Als sich der arabische Unmut 1936/38 in einer anhaltenden Aufstandsbewegung entlud, verfuhren die Briten nicht zimperlich. An die 100 Aufrührer wurden gehängt, die Anführer auf die Seychellen deportiert, die Häuser der Aktivisten gesprengt. Am 23. Dezember 1938 richtete ein Führer der Aufstandsbewegung, "der Diener des Vaterlandes und der Religion, der Glaubenskämpfer" Joseph Said Abu Darra, "von den Höhen der Berge und Hügel Palästinas" einen Appell an "Adolf Hitler, den großen Führer Deutschlands, der seiner Nation unvergängliche Ehre und Ruhm geschaffen hat", er möge die palästinensische Sache in "ganz Europa zu Gehör bringen".

Im Hinblick auf die Tendenz, die von Goebbels angeordneten Pogrome am 9. November 1938 als deutsche Massenaktion zu deuten, sei aus einem Bericht des NS-frommen Generalkonsuls Döhle zitiert: Die jüdische Presse habe versucht, "die deutsche Volksempörung als organisierte Regierungsmaßnahme hinzustellen. Sie brachte sogenannte Tatsachenberichte, die den Anschein der Objektivität erwecken sollen."

Steiningers Dokumenten-Edition verlangt dem Leser einiges an Vorkenntnissen ab.
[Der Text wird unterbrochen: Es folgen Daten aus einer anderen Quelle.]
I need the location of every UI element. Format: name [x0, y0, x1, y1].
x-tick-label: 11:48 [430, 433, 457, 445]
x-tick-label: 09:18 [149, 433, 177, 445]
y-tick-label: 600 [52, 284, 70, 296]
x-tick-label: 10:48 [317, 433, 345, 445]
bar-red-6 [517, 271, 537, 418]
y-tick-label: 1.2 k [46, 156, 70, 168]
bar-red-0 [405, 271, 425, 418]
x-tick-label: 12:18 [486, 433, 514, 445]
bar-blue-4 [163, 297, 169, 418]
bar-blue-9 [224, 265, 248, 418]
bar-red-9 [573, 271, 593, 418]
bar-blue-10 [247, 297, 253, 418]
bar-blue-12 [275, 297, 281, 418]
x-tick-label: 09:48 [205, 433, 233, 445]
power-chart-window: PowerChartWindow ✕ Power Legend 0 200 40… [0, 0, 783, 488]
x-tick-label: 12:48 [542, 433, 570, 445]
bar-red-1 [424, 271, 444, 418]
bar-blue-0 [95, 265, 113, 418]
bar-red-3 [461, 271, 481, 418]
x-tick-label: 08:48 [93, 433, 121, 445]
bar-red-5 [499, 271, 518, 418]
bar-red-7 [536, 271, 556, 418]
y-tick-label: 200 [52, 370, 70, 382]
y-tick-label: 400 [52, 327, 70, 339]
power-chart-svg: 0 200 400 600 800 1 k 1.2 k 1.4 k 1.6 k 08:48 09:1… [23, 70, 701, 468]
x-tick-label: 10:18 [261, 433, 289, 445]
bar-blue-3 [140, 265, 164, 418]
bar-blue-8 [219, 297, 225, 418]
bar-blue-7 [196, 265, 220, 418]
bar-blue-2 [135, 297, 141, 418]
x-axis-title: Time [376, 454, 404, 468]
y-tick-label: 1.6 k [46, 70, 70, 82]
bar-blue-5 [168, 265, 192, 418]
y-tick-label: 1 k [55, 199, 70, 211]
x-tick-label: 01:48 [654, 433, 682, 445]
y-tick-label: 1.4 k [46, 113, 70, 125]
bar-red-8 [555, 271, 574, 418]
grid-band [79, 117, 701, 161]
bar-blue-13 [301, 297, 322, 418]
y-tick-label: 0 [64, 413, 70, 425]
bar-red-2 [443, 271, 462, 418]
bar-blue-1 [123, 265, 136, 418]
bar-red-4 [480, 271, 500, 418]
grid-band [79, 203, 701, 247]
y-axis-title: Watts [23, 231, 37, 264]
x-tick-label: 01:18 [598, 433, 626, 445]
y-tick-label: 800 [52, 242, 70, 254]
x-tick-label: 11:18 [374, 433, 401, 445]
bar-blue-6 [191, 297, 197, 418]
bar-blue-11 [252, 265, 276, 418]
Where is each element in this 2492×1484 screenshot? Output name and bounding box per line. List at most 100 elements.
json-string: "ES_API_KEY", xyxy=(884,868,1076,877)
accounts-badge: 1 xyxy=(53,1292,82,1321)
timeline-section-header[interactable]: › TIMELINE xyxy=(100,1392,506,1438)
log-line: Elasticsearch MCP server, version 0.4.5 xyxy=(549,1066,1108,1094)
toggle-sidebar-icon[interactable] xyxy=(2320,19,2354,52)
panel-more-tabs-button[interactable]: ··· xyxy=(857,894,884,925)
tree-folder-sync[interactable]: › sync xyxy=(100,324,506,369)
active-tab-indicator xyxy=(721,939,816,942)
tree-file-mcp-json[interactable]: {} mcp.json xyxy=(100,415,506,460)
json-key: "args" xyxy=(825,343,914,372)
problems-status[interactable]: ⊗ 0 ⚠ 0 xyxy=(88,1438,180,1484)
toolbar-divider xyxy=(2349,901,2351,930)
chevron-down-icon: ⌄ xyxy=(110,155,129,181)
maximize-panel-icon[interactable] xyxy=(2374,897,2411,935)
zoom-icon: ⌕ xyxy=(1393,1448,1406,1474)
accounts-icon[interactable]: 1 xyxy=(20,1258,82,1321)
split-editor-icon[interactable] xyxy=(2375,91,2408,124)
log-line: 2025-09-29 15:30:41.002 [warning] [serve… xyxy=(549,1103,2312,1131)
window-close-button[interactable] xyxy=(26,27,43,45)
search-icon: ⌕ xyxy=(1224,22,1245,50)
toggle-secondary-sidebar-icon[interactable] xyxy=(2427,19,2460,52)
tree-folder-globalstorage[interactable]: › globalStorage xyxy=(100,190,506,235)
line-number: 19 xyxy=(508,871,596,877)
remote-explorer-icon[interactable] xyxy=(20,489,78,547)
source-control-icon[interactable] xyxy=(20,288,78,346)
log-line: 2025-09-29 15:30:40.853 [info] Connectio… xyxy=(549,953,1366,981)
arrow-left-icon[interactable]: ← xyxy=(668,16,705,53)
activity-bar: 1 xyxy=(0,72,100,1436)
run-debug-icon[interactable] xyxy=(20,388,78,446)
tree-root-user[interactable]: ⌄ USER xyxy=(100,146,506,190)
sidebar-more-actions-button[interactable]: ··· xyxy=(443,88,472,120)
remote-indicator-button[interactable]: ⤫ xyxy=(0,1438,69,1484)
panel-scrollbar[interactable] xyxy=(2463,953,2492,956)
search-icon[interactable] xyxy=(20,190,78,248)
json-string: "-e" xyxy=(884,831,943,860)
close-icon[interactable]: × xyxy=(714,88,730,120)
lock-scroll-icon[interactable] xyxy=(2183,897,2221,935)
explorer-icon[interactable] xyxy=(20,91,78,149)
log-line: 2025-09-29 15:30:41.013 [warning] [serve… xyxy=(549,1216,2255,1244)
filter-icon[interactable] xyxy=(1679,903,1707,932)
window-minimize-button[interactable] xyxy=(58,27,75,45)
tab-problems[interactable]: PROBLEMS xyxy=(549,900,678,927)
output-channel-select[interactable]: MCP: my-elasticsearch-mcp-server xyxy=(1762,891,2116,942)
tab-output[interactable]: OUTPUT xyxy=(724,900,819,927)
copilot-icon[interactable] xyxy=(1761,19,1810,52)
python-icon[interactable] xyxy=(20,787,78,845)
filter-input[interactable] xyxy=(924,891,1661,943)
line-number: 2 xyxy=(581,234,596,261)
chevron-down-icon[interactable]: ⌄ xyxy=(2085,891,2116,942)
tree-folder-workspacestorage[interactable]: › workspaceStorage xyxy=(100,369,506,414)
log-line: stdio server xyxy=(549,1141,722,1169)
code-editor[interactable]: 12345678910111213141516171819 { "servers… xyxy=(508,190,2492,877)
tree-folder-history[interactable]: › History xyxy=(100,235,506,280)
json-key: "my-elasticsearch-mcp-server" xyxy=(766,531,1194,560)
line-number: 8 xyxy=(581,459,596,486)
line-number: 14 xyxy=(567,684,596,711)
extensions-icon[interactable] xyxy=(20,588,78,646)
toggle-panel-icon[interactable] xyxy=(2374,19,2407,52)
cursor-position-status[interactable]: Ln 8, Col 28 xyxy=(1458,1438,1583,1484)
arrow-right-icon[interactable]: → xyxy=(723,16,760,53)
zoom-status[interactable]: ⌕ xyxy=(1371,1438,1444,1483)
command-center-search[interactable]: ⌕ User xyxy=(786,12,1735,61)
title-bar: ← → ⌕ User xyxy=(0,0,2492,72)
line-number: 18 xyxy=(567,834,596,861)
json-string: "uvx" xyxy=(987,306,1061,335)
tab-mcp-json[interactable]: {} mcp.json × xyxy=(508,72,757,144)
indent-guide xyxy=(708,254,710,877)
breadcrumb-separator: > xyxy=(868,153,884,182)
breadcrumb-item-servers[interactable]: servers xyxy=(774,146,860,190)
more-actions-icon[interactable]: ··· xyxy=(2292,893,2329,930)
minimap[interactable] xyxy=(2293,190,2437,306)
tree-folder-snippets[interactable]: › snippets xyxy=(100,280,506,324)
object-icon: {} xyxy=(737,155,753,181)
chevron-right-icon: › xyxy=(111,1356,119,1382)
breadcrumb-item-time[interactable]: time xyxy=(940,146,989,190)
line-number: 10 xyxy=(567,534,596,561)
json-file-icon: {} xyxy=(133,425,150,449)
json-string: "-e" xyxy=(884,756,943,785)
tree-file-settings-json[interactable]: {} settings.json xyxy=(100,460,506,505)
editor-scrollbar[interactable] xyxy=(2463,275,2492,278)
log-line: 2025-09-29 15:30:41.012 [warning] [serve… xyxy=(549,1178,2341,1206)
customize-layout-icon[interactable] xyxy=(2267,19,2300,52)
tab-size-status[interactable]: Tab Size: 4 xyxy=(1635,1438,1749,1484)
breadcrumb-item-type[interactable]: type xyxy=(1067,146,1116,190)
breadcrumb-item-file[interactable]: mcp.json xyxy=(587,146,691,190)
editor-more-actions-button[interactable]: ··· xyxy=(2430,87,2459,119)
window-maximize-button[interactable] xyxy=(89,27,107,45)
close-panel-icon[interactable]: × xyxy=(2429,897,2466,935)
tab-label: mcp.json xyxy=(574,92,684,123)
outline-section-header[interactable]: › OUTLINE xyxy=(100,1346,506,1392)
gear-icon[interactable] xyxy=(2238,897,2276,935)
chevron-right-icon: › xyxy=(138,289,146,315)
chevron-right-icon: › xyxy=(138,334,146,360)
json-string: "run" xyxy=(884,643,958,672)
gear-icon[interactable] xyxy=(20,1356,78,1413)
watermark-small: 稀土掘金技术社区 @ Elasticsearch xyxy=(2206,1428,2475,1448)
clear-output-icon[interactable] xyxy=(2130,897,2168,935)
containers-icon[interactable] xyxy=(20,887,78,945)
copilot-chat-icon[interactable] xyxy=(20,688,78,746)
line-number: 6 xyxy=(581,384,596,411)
Eine weniger an den Dokumenten orientierte Darstellung des Palästina-Konflikts wäre hilfreich gewesen. Die Erläuterungen sind knapp ausgefallen. Selbst dem Fachpublikum dürften Namen wie Nuri Es-Said, als irakischer Ministerpräsident 1958 ermordet, Abd el-Kader (im Register unerwähnt), Nachfahre des algerischen Freiheitskämpfers, oder Rabbi Stephen Wise, aus Ungarn stammender amerikanischer Zionist, nicht immer geläufig sein. Ansonsten bietet das Buch mit 100 Seiten Bildmaterial und einigen Faksimiles eine großartige historische Fundgrube.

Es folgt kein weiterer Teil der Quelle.